Titus Brown recently asked (on behalf of a friend) what people think of the term and practice of "hardening" software, by which he meant making research software more robust, more easily usable, and possibly scalable. Several people responded that "hardening" is usually used to mean "make more secure", and that what Titus's correspondent was really asking about was something we don't have a simple word for: making software ready for production use. As Morgan Taschuk wrote, this involves eliminating hard-coded paths, adding useful error messages, incorporating command-line flags to turn features on and off, and many other things that aren't really necessary if the program is only ever used by its author on her own machine and data, but are essential to institutional scale-up, i.e., to making the software usable by other people, in other places, on other problems.

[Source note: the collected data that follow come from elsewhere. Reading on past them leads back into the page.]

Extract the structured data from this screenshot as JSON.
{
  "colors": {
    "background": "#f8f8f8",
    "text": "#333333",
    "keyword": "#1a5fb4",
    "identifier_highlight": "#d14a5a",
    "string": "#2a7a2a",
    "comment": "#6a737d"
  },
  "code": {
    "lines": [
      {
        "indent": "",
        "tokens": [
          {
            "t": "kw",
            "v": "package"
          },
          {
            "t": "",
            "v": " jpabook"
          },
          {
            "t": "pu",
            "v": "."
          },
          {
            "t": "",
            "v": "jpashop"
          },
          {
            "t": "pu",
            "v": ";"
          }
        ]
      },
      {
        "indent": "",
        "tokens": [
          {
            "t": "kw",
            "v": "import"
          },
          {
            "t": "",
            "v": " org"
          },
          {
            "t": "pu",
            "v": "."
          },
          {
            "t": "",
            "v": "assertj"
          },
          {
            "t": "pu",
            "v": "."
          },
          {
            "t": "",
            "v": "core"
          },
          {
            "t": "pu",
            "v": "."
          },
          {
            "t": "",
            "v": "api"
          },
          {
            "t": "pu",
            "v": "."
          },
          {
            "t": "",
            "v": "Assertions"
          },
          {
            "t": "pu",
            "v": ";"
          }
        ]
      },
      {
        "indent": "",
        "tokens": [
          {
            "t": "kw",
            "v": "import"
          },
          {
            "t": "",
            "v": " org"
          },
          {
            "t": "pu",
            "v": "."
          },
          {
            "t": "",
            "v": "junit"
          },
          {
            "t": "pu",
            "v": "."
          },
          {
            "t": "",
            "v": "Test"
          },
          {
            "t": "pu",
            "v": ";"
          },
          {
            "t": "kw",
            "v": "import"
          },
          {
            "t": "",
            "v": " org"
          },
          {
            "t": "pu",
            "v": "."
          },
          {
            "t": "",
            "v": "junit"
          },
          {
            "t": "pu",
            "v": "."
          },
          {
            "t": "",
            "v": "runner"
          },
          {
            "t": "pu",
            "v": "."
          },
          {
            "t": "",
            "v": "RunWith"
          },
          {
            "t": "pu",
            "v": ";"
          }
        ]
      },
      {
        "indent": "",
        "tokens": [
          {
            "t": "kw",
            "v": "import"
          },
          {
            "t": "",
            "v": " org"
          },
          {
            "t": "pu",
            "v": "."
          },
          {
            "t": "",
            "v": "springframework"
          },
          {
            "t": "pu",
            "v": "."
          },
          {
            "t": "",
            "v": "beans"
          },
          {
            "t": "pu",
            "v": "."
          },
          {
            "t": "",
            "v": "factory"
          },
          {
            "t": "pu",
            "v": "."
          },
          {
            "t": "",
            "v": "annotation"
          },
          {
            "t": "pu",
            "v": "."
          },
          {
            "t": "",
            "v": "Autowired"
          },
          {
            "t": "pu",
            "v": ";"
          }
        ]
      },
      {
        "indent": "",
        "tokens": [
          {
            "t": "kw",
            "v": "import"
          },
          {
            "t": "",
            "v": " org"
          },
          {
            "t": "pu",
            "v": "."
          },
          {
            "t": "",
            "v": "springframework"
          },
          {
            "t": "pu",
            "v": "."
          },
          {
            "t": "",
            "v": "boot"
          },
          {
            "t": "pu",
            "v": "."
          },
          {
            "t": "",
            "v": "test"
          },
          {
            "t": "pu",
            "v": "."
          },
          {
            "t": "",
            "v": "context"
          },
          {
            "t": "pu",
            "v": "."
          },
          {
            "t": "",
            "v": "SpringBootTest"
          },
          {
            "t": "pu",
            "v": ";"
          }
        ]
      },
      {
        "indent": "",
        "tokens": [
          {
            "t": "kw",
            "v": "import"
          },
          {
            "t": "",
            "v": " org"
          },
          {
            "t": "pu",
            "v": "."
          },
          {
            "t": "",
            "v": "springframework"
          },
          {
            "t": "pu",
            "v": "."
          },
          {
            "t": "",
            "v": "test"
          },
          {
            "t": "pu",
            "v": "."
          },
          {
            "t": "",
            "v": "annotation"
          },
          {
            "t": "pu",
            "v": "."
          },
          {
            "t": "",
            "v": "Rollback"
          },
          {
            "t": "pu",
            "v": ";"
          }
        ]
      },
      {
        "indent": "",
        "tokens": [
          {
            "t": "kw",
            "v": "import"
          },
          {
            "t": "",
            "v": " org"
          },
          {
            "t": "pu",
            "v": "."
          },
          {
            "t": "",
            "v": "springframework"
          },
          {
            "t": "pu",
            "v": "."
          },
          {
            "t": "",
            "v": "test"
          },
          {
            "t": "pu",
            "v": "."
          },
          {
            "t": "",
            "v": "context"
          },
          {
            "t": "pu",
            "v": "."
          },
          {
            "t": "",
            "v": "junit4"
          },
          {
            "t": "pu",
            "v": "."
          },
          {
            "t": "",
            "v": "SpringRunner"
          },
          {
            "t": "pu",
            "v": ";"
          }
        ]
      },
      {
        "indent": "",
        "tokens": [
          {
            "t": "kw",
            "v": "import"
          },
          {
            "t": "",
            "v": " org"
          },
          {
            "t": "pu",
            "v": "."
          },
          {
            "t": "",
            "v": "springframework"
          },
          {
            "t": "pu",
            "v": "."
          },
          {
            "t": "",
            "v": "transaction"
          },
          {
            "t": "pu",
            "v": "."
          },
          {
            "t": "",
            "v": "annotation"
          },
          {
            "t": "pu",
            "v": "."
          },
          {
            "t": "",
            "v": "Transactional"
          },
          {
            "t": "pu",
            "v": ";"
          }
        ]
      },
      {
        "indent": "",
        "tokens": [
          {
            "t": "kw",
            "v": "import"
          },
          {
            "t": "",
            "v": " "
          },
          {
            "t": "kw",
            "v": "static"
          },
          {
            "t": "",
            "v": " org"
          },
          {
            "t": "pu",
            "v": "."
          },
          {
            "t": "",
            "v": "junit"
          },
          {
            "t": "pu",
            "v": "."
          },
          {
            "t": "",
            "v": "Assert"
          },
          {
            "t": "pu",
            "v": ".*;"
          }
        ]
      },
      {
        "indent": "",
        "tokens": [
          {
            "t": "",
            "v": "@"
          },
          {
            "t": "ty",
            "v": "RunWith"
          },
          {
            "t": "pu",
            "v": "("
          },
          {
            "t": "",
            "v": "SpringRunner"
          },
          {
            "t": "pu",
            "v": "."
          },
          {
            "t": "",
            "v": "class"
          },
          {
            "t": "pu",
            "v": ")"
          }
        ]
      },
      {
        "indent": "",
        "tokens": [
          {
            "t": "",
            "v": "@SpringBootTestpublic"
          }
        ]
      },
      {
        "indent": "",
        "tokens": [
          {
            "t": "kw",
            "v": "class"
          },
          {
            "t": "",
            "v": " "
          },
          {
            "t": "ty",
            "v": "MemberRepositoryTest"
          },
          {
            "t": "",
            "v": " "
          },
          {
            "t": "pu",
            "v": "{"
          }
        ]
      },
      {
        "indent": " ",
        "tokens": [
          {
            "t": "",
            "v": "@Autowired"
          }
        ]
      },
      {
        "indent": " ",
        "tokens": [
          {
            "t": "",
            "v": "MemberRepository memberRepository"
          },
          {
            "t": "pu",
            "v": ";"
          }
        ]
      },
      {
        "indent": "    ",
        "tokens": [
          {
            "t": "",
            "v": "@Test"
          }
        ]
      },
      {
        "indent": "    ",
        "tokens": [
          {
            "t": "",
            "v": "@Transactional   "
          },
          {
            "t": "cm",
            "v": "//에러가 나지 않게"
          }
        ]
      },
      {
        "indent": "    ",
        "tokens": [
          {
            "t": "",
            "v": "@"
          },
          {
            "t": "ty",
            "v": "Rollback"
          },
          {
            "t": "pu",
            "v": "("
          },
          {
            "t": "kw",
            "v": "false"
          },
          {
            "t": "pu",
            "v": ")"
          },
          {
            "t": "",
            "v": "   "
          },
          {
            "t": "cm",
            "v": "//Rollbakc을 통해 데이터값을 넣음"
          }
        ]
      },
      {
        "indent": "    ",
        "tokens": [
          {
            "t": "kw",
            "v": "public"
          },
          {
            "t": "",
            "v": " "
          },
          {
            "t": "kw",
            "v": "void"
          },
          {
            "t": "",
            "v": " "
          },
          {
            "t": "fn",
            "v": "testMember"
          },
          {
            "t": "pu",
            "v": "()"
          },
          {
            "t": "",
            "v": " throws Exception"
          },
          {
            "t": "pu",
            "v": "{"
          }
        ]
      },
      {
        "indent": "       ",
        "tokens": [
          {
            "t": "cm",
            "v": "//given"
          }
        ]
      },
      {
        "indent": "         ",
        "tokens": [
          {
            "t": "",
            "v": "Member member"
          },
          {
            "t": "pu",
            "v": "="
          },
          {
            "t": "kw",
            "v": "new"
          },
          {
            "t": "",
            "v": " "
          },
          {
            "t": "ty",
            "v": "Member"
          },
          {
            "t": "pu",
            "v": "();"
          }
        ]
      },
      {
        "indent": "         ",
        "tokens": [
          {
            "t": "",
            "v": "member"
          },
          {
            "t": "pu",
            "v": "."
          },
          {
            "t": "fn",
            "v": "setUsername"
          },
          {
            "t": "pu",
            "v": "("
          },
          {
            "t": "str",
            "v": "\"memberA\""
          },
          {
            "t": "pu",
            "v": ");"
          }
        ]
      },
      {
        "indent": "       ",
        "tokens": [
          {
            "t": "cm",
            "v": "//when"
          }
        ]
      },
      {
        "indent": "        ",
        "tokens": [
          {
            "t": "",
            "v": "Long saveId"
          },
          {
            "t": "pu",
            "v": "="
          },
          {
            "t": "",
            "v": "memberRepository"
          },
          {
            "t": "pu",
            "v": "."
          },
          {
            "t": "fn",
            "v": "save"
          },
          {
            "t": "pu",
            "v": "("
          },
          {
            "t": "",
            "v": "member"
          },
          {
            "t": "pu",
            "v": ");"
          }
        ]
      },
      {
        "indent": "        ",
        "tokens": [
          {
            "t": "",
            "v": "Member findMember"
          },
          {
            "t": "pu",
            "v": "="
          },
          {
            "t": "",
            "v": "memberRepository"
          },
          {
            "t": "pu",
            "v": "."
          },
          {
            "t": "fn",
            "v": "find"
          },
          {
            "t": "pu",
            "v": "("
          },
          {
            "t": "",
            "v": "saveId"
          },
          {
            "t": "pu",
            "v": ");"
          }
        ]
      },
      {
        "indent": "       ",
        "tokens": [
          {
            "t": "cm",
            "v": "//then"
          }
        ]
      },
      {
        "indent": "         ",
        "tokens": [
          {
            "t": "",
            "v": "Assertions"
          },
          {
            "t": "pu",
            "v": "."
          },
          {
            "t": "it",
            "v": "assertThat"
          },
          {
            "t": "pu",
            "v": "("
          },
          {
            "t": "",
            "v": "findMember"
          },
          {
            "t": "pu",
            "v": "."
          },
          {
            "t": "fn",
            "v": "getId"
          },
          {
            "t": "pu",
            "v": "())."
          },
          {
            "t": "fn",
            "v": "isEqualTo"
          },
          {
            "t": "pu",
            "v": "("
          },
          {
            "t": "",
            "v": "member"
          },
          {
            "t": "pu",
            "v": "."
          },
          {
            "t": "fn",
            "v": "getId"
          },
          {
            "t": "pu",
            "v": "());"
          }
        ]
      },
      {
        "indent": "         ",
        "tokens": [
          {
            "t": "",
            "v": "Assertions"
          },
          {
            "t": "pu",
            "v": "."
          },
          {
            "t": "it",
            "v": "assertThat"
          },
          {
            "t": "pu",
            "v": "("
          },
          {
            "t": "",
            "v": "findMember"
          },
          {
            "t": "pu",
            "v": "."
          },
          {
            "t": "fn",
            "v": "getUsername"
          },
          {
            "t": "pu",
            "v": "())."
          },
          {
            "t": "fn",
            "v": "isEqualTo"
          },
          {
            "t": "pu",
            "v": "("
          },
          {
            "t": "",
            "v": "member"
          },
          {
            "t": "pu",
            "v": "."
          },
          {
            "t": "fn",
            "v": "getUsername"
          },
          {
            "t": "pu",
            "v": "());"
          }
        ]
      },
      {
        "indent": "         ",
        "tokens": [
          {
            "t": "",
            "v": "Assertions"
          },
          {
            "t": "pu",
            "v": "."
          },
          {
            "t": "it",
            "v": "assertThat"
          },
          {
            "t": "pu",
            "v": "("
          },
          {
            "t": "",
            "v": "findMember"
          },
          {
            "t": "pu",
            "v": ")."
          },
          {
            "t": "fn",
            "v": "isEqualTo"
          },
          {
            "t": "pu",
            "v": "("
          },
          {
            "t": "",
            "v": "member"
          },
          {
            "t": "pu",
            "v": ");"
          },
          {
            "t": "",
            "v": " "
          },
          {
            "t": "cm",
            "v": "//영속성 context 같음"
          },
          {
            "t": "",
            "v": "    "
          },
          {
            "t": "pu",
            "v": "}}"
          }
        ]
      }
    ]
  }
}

Titus would like to hear what other people think of this practice—comments on his post would be welcomed. I would personally be grateful for a fuller list of the steps that often need to be taken to turn what graduate students duct-tape together for themselves into tools that others can rely on: it would be a great core for an advanced lesson.

I'd also be grateful if someone could invent a catchy term for doing this. Years ago, some friends and I started using the term "to blaise" to mean "to improve a program's performance". We took the word from Blaise Pascal, who famously apologized, "I made this very long only because I did not have the time to make it shorter." It never caught on, but that's no reason not to try again. Who deserves to be immortalized (with a very small 'i') as a verb meaning, "to make fit for widespread use"?